Selain reformasi kebijakan, Kemenperin juga mencatat kemajuan signifikan dalam ekosistem industri halal nasional.
Berdasarkan State of the Global Islamic Economy Report (SGIER) 2024/2025, Indonesia menempati posisi ketiga dunia setelah Malaysia dan Arab Saudi, dengan kenaikan skor tertinggi dibanding tahun 2022.
Baca juga: Satu Tahun Prabowo-Gibran, Presiden Sebut Kabinetnya Telah Bekerja Keras dan Hasilnya Dirasakan Rakyatn
Indonesia bahkan memimpin di tiga subsektor utama yaitu modest fashion, farmasi dan kosmetik halal, serta makanan halal, yang seluruhnya terkait erat dengan aktivitas manufaktur.
Perkembangan industri halal itu dinilai strategis karena memberikan peluang ekspor yang luas bagi pelaku industri dalam negeri. Pemerintah berkomitmen memperkuat kolaborasi lintas sektor untuk memastikan Indonesia tidak hanya menjadi konsumen produk halal, tetapi juga produsen utama produk halal di pasar global.
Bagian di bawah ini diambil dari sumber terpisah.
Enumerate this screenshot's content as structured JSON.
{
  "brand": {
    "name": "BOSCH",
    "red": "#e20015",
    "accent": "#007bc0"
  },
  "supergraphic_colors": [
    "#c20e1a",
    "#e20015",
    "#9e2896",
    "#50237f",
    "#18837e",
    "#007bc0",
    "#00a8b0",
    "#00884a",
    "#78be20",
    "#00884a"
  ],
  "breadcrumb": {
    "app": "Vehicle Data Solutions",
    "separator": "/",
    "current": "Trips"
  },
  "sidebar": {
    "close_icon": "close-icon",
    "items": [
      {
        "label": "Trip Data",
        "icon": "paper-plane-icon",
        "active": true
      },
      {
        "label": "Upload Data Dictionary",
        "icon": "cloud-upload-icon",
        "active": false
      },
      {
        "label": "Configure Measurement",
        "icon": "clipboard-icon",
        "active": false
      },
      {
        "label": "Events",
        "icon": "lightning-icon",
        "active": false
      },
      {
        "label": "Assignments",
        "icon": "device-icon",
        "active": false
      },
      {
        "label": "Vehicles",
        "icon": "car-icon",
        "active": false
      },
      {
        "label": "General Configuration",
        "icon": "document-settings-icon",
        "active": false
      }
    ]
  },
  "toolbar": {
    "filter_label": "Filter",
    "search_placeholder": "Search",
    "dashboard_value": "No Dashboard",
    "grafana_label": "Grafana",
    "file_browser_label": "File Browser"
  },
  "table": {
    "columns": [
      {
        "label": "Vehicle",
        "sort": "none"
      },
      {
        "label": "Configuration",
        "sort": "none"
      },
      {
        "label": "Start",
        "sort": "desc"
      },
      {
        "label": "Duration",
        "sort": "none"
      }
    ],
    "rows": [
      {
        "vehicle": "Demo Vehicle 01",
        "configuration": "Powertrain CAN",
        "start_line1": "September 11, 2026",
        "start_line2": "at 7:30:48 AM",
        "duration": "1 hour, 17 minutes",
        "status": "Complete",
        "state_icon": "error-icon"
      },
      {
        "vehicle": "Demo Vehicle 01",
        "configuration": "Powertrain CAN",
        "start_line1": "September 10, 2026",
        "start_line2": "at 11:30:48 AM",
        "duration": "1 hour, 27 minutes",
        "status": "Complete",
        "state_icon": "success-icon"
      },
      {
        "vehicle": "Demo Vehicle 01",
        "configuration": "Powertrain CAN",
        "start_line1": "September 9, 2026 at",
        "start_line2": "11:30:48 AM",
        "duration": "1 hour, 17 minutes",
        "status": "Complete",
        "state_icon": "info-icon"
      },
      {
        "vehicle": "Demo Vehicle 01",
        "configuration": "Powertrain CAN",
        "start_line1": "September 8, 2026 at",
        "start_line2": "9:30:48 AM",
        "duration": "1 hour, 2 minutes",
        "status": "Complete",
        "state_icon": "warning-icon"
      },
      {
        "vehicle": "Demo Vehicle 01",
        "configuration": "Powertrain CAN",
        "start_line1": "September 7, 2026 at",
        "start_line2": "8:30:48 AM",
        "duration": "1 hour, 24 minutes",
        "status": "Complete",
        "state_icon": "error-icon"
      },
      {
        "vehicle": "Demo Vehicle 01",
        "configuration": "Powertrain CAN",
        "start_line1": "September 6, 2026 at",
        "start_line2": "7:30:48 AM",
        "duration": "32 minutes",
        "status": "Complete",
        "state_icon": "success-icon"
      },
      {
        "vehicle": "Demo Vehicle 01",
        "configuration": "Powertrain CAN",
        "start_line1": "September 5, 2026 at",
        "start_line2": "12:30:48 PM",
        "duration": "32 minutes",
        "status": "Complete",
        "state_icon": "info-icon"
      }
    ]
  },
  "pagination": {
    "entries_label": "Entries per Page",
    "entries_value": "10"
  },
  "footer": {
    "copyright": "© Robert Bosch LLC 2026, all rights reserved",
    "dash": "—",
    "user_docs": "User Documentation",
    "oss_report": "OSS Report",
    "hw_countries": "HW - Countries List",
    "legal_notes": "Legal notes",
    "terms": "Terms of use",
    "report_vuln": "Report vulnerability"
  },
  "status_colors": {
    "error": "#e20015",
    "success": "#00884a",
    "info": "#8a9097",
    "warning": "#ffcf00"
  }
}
Sejalan dengan itu, transformasi digital di sektor manufaktur terus dipercepat melalui penerapan teknologi industri 4.0. Berdasarkan laporan dari 29 perusahaan National Lighthouse Industry 4.0, implementasi digitalisasi telah meningkatkan produktivitas hingga dua kali lipat, mempercepat waktu produksi hingga 600%, dan menekan emisi karbon hingga 190%.
“Transformasi digital tidak hanya meningkatkan efisiensi, tetapi juga membentuk industri yang lebih hijau, modern, dan berdaya saing tinggi,” ungkap Menperin.
Program Startup for Industry (S4I) juga turut menjadi motor penggerak kolaborasi antara startup teknologi dan sektor industri nasional. Melalui program ini, para inovator muda memperoleh akses ke pembiayaan, kemitraan jangka panjang, serta peluang ekspansi global.
Sejumlah startup binaan Kemenperin bahkan berhasil meraih penghargaan internasional di Jerman dan Hongkong, yang mencerminkan kemampuan inovasi anak bangsa di panggung global.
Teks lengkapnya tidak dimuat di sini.